De beekprik (Lampetra planeri), ook bekend als de westelijke beekprik, is een kleine Europese lampreisoort die uitsluitend in zoetwateromgevingen leeft. De soort is verwant aan, maar verschilt van, de Noord-Amerikaanse westelijke beekprik (Lampetra richardsoni). De beekprik is een veel voorkomende, niet-parasitaire (op andere dieren levende) soort die voorkomt van Noord-Amerika tot Noord-Europa. Volwassen beekprikken zijn 12 tot 14 cm lang. Het lichaam is sterk langwerpig en donkerblauw of groenachtig van boven, lichter tot geelachtig gebroken wit aan de zijkanten en zuiver wit aan de buikzijde. Zoals alle prikken hebben deze vissen geen gepaarde vinnen en hebben ze een ronde zuigschijf in plaats van kaken, die gevuld zijn met stompe tanden. Ze hebben een enkel neusgat en zeven kleine kieuwopeningen aan weerszijden achter het oog. De beekprik is te onderscheiden van de nauw verwante rivierprik (Lampetra fluviatilis) doordat de twee rugvinnen nauwer met elkaar verbonden zijn.

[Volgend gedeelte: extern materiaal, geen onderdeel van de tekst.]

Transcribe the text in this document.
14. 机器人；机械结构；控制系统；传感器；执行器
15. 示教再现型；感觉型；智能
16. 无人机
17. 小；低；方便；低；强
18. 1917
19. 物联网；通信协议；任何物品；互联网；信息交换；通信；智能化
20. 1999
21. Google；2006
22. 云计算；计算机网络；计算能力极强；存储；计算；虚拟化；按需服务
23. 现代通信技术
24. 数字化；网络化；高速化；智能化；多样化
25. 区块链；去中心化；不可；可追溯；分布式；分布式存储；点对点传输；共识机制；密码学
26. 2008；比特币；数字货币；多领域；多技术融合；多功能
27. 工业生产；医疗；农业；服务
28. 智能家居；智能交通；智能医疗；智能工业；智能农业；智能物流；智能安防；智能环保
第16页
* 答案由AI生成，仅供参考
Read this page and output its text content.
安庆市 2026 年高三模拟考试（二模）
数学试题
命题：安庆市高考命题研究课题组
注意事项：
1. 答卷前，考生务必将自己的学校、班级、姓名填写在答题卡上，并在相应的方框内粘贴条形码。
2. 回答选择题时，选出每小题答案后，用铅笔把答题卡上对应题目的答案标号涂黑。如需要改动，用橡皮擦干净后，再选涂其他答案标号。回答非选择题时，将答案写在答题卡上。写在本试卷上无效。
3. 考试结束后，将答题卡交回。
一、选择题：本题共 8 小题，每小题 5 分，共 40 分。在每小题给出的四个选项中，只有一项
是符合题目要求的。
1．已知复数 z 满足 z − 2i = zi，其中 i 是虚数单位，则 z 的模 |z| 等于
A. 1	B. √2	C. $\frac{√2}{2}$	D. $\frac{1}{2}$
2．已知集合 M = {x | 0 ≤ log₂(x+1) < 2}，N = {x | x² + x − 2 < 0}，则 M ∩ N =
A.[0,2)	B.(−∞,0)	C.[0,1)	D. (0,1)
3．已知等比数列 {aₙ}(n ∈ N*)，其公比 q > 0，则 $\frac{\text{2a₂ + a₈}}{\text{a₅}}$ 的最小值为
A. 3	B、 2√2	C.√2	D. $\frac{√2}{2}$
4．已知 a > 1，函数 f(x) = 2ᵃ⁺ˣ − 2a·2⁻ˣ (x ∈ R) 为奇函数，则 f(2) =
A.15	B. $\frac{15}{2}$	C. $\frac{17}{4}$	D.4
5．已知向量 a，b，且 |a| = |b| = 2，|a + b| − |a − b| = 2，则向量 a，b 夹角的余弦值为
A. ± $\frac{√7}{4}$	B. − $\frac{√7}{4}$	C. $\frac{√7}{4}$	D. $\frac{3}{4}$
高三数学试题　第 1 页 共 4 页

Beekprikken zijn te vinden in kleine stroompjes en grotere rivieren in heel Noord-Europa, maar ook in Portugal, Zuid- Frankrijk, Italië, Sardinië, de Balkan en de bovenloop van de Wolga. In Nederland en België komen ze voor in de beken van de oostelijke Veluwe, Achterhoek, Limburg en in oostelijk Noord-Brabant, Antwerpen, Limburg en in de Vlaamse Ardennen.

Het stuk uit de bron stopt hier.